Health legislation requires the Minister of Health to establish a number of committees (compulsory committees), and allows for the establishment of other committees (discretionary committees).
The Ministry of Health provides secretariat support for the following Ministerial health advisory committees and councils.
Advisory Committee on Assisted Reproductive Technology
The Advisory Committee on Assisted Reproductive Technology (ACART) is an independent advisory committee that formulates advice and guidelines for the regulation of assisted human reproduction. ACART is required to undertake extensive public consultation before issuing advice or finalising guidelines.
Ethics Committee on Assisted Reproductive Technology
The Ethics Committee on Assisted Reproductive Technology (ECART) considers and determines applications for assisted reproductive procedures or human reproductive research, and keeps under review approvals previously given. In addition, ECART liaises with ACART and other relevant ethics committees on matters relating to assisted reproductive procedures and human reproductive research.

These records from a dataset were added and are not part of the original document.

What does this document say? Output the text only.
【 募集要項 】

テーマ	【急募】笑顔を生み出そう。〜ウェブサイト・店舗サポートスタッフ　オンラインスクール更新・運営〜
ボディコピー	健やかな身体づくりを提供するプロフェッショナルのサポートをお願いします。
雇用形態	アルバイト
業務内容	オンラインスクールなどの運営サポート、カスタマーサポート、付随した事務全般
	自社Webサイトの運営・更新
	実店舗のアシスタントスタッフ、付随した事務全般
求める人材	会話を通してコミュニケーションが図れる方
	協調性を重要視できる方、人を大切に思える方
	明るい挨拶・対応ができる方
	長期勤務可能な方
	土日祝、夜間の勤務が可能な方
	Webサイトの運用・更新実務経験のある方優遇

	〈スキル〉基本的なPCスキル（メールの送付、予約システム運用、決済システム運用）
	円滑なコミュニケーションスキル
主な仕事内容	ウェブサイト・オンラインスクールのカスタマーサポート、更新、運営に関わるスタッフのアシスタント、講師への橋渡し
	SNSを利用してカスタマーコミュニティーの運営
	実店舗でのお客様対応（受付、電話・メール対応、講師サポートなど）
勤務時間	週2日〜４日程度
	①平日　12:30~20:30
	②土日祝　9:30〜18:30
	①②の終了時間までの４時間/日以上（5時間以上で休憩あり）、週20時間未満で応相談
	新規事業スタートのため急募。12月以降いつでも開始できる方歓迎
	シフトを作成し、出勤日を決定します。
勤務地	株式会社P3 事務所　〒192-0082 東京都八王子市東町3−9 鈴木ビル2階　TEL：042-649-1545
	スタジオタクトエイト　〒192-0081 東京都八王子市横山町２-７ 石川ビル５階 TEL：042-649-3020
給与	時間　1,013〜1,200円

National Ethics Advisory Committee
The National Ethics Advisory Committee (NEAC) provides advice to the Minister of Health on ethical issues of national significance regarding health and disability research and services, and to determine nationally consistent ethical standards and provide scrutiny for research and services.
New Zealand Health and Disability Ethics Committees
New Zealand has four Health and Disability Ethics Committees (HDEC) which provided independent ethical review of health and disability research to safeguard the rights, health and well-being of consumers and research participants, in particular those with diminished autonomy. For further information please visit the Health and Disability Ethics Committees (HDECs) website.
Mortality review committees
New Zealand’s four mortality review committees operate under the umbrella of the Health Quality & Safety Commission (HQSC). They don't report directly to the Minister of Health, but contribute to the wider goals of the HQSC as statutory committees with particular defined quality functions.
Child and Youth Mortality Review Committee
The Child and Youth Mortality Review Committee (CYMRC) reviews the deaths of children and young people aged 28 days up to 25 years, in order to learn how to prevent such deaths.
Family Violence Death Review Committee
The Family Violence Death Review Committee (FVDRC) reviews all deaths related to family violence in New Zealand.
Perinatal and Maternal Mortality Review Committee
The Perinatal and Maternal Mortality Review Committee (PMMRC) reviews the deaths of babies and mothers in New Zealand.
Perioperative Mortality Review Committee
The Perioperative Mortality Review Committee (POMRC) reviews deaths following any invasive procedure and deaths following anaesthesia (local, regional or general).
Public Health Advisory Committee
The Public Health Advisory Committee provides the Minister and associates with independent advice reflecting the perspectives of Maori and the wider community. Using evidence-based thinking, the committee considers equity approaches and population health needs to provide a public voice on important population health issues.